When I can’t sleep my mind starts to run WILD. Not in like a crazy way, like dark things but in the way that I start to wonder what to eat for breakfast then I wonder what to wear tomorrow, followed by wondering what the next year will look like. This is usually very late at night, because of course, when I want to fall asleep my brain is LIT.
I try to watch a show that is boring so I can fall asleep but no that doesn’t help. I try to listen to soothing music but then I have to use the rest room because there’s usually some water noises in there somewhere. I try to read but then I get really into the book I’m reading and eventually I just have to put it down. It’s not often that this happens honestly, but when it does I end up thinking about every decision I have ever made in my life up until this point.

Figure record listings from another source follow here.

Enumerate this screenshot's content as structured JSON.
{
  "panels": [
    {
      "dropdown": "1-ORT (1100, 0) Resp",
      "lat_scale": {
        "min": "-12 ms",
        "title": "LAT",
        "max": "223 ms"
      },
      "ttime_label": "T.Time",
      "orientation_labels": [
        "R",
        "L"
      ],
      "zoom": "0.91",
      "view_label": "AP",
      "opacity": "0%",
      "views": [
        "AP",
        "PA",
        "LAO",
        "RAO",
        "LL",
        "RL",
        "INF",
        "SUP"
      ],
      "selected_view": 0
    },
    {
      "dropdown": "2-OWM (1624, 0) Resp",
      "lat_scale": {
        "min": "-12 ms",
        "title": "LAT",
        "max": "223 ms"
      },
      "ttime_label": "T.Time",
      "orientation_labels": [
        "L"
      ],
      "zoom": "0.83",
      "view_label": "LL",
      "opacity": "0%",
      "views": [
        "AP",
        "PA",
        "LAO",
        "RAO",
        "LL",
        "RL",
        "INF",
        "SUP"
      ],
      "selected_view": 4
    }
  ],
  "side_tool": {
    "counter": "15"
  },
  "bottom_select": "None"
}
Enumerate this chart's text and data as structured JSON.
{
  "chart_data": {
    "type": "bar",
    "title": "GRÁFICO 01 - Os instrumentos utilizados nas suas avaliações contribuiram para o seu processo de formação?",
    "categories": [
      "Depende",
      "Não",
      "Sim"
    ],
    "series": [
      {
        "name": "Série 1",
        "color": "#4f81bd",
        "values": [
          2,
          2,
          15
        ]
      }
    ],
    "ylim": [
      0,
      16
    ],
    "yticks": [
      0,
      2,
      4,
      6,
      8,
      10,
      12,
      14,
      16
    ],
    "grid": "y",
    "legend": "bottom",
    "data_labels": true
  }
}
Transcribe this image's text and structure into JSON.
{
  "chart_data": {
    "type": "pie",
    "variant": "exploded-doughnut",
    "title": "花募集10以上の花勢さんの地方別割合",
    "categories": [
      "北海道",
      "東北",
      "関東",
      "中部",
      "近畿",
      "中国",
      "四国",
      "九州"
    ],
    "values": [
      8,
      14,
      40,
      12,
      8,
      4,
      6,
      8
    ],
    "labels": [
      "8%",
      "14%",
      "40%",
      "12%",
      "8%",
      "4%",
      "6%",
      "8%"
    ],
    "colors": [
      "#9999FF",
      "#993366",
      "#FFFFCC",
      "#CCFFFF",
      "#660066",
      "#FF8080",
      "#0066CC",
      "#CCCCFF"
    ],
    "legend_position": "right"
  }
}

The other night this was the case, and as I pondered over my last 24 (young) years of life there have been some very powerful moments and it’s interesting to see how even little choices brought me to where I am today. To joining a club in high school brought me to my current church and I still have the same leaders I did in the club as I do in church and it makes me so happy to say that because the leadership at church is amazing and so LOVING which is what makes us all feel like a family.
Then I look at family and how we have grown in the last couple years. It’ll be four years in June that I lost my mom and it still feels as recent as the day it happened. Thinking back to that time brings up very real and very raw emotions. I think back to all that day – my heart quickens in rhythm as my eyes begin to well up with tears- and my heart breaks all over again. I miss her every day and there isn’t a day that I go without thinking about her. She was so smart and hard working, shes the reason I am the way I am today and why I work so hard. My three nephews get bigger everyday and soon I won’t be the tallest in the family anymore. It’s hard to imagine that one day I will have one of those of my own but I feel it’s bound to happen. My mom had three girls, now it’ll be all boys.
My life hasn’t been perfect up until now but it has been filled with some pretty perfect moments. Everytime I got to hug my mom and see her smile make it all worth it. As mother’s day approaches it brings those sad feelings up again but I know she wouldn’t want it to be that way, she would tell me to celebrate my sisters and tell you Vee how much I admire you. The boys are so loving and pure – and so motivated because they see how much you love and encourage them. Jen I know you’re probably reading this and were waiting to see if I’d mention you- of course. Aiden is such a great person, he’s getting so big and I know how much he has in store for his future. His complete life is you, because he see’s your hustle and I admire that about you.
Every single day God gives us another opportunity to make an impact. In someone’s life, or just someones day. What do you choose to do with that? I don’t know about you but I’m pretty happy about the choices I’ve made so far.
I challenge you to make a choice you were scared to make before but now you grant yourself the courage to take.